According to a first embodiment, a natural language search query pertaining to a request for information may be received. The natural language search query might correspond to, for example, an inquiry or examination sent by a regulatory agency. The natural language search query may be searched in a database or other form of data storage. To that end, a set of documents may be accessed, where each document includes a document query and a document response. The document queries may represent, for instance, previous queries from regulatory entities, while the document response includes information pertinent to those queries, such as the response sent to the regulatory agency, explanatory or contextual notes, the identities of parties responsible for handling the response, etc.
Each document query from the set of documents may be embedded in an embedding space according to an embedding model. The embedding space may represent a mapping of the semantics of the document query to the embedding space, where semantically similar queries are mapped to similar locations in the embedding space. One example of an embedding model suitable for use with exemplary embodiments is a deep-learning based Sentence Bidirectional Encoder Representations from Transformers (S-BERT) model.
An embedding of the search query may be created using the embedding model. The embedding of the search query may be used to perform a semantic search on the embedding space to identify document queries that are semantically similar to the search query. At least one of the documents may be returned as a search result based on a proximity of the document query from the returned document to the search query in the embedding space.
By recording responses to previous inquiries as query/response pairs in the set of documents, previous responses to questions can be stored for quick access in the future. An entity may use the information submitted in previous responses as a starting point for a new response, potentially supplemented or updated with current information. This may allow such entities to respond faster, with more complete and accurate information than might otherwise be possible.

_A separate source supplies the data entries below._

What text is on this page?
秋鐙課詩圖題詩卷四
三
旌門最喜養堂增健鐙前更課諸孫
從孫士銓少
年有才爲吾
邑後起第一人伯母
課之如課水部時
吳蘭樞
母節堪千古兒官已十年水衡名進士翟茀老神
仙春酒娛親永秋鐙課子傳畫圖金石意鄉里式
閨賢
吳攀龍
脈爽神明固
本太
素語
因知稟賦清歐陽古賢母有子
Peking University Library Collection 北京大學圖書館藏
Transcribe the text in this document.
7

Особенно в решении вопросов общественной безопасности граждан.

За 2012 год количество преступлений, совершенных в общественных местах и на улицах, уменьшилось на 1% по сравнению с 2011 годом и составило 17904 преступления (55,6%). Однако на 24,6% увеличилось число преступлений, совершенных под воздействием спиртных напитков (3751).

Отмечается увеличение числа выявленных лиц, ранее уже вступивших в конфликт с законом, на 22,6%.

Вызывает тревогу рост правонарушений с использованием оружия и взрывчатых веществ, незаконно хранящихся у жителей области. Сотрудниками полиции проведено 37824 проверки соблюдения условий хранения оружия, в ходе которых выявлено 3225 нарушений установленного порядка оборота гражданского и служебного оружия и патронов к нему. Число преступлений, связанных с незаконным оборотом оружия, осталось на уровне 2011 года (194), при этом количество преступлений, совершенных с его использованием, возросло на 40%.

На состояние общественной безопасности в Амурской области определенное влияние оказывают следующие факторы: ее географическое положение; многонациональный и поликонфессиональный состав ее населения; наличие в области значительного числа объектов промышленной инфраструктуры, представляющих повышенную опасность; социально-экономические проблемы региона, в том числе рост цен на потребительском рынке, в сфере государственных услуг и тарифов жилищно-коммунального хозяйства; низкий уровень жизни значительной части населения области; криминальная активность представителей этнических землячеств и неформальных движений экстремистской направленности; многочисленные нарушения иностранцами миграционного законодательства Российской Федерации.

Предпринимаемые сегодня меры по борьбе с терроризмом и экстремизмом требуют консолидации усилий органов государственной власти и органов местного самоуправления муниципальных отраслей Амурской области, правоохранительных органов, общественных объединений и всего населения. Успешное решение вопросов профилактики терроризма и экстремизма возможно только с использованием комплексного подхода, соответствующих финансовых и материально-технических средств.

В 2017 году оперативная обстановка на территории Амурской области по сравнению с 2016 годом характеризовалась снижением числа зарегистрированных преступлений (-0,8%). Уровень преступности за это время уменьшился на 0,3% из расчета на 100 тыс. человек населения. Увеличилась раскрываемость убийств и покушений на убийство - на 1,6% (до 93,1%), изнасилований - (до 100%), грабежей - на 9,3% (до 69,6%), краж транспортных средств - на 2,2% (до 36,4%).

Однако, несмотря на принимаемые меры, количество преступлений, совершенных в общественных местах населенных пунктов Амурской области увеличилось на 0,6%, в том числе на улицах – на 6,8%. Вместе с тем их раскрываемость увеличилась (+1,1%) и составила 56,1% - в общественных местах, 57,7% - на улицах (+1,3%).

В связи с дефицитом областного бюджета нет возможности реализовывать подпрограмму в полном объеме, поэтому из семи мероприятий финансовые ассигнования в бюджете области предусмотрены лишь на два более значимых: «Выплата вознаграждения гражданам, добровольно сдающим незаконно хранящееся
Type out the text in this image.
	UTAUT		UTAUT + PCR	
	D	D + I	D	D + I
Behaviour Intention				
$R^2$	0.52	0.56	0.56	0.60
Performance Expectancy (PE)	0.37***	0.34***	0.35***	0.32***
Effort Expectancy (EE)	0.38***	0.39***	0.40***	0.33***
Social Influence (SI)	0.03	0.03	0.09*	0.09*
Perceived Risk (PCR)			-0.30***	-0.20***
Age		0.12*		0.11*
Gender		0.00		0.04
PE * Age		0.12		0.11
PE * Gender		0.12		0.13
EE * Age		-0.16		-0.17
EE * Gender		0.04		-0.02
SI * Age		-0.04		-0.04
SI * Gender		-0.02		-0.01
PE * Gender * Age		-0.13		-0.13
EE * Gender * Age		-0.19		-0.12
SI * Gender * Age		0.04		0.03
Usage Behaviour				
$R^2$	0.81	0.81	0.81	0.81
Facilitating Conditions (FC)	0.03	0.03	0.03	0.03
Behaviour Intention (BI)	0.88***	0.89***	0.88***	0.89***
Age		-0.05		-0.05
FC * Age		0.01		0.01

Because the document query and the search query are embedded in an embedding space according to an embedding model, semantically similar document queries can be identified without performing inexact keyword matching. This allows a greater breadth of more relevant information to be obtained.

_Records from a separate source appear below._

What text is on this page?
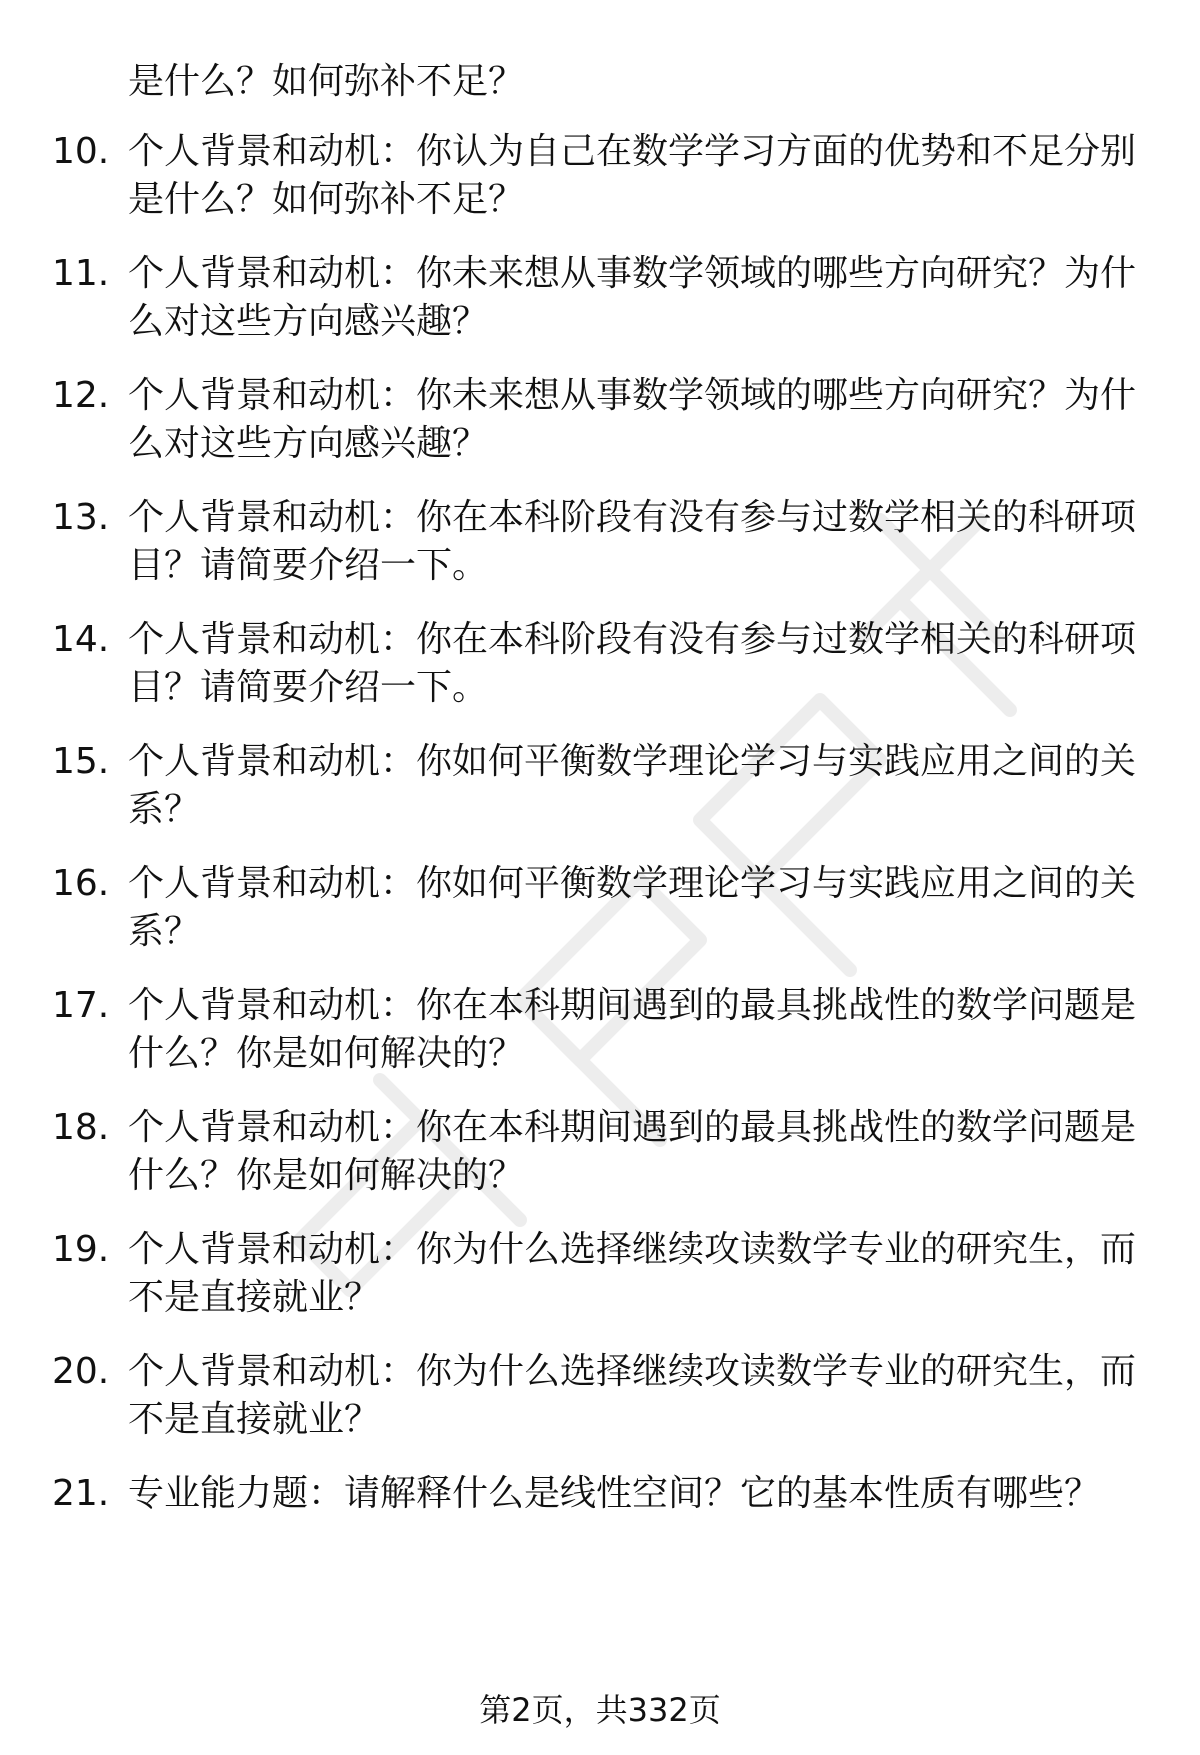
是什么？如何弥补不足？
10. 个人背景和动机：你认为自己在数学学习方面的优势和不足分别是什么？如何弥补不足？
11. 个人背景和动机：你未来想从事数学领域的哪些方向研究？为什么对这些方向感兴趣？
12. 个人背景和动机：你未来想从事数学领域的哪些方向研究？为什么对这些方向感兴趣？
13. 个人背景和动机：你在本科阶段有没有参与过数学相关的科研项目？请简要介绍一下。
14. 个人背景和动机：你在本科阶段有没有参与过数学相关的科研项目？请简要介绍一下。
15. 个人背景和动机：你如何平衡数学理论学习与实践应用之间的关系？
16. 个人背景和动机：你如何平衡数学理论学习与实践应用之间的关系？
17. 个人背景和动机：你在本科期间遇到的最具挑战性的数学问题是什么？你是如何解决的？
18. 个人背景和动机：你在本科期间遇到的最具挑战性的数学问题是什么？你是如何解决的？
19. 个人背景和动机：你为什么选择继续攻读数学专业的研究生，而不是直接就业？
20. 个人背景和动机：你为什么选择继续攻读数学专业的研究生，而不是直接就业？
21. 专业能力题：请解释什么是线性空间？它的基本性质有哪些？
第2页，共332页
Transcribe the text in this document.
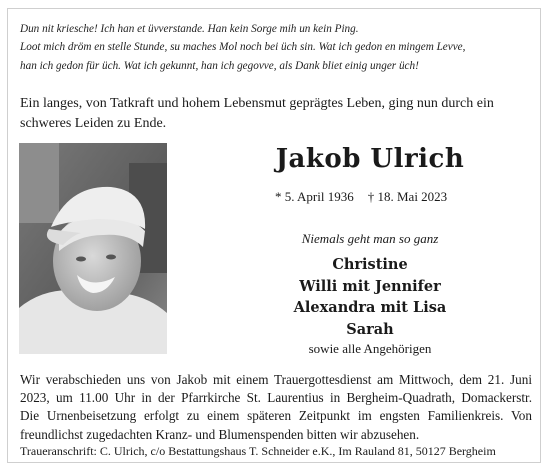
Dun nit kriesche! Ich han et üvverstande. Han kein Sorge mih un kein Ping.
Loot mich dröm en stelle Stunde, su maches Mol noch bei üch sin. Wat ich gedon en mingem Levve,
han ich gedon für üch. Wat ich gekunnt, han ich gegovve, als Dank bliet einig unger üch!
Ein langes, von Tatkraft und hohem Lebensmut geprägtes Leben, ging nun durch ein schweres Leiden zu Ende.
Jakob Ulrich
* 5. April 1936 † 18. Mai 2023
Niemals geht man so ganz
Christine
Willi mit Jennifer
Alexandra mit Lisa
Sarah
sowie alle Angehörigen
Wir verabschieden uns von Jakob mit einem Trauergottesdienst am Mittwoch, dem 21. Juni
2023, um 11.00 Uhr in der Pfarrkirche St. Laurentius in Bergheim-Quadrath, Domackerstr.
Die Urnenbeisetzung erfolgt zu einem späteren Zeitpunkt im engsten Familienkreis. Von
freundlichst zugedachten Kranz- und Blumenspenden bitten wir abzusehen.
Traueranschrift: C. Ulrich, c/o Bestattungshaus T. Schneider e.K., Im Rauland 81, 50127 Bergheim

Furthermore, because the system is model-based, different data sets can be swapped in without the need to perform retraining. Thus, the system becomes reusable across a wide variety of different data sets.
According to a second embodiment that may be used with any combination of the other embodiments, the request for information may be a request from a regulatory entity, and the set of documents may include previous responses to regulatory queries. Exemplary embodiments are particularly well-suited to archiving and searching for regulatory information, because such queries can be highly sensitive to context and semantics. Moreover, regulatory agencies often provide a limited amount of time to respond with detailed, up-to-date information. A reusable, semantic search like the one described herein can provide accurate and detailed responses for regulatory agencies where conventional methods would be limited by technological and human factors.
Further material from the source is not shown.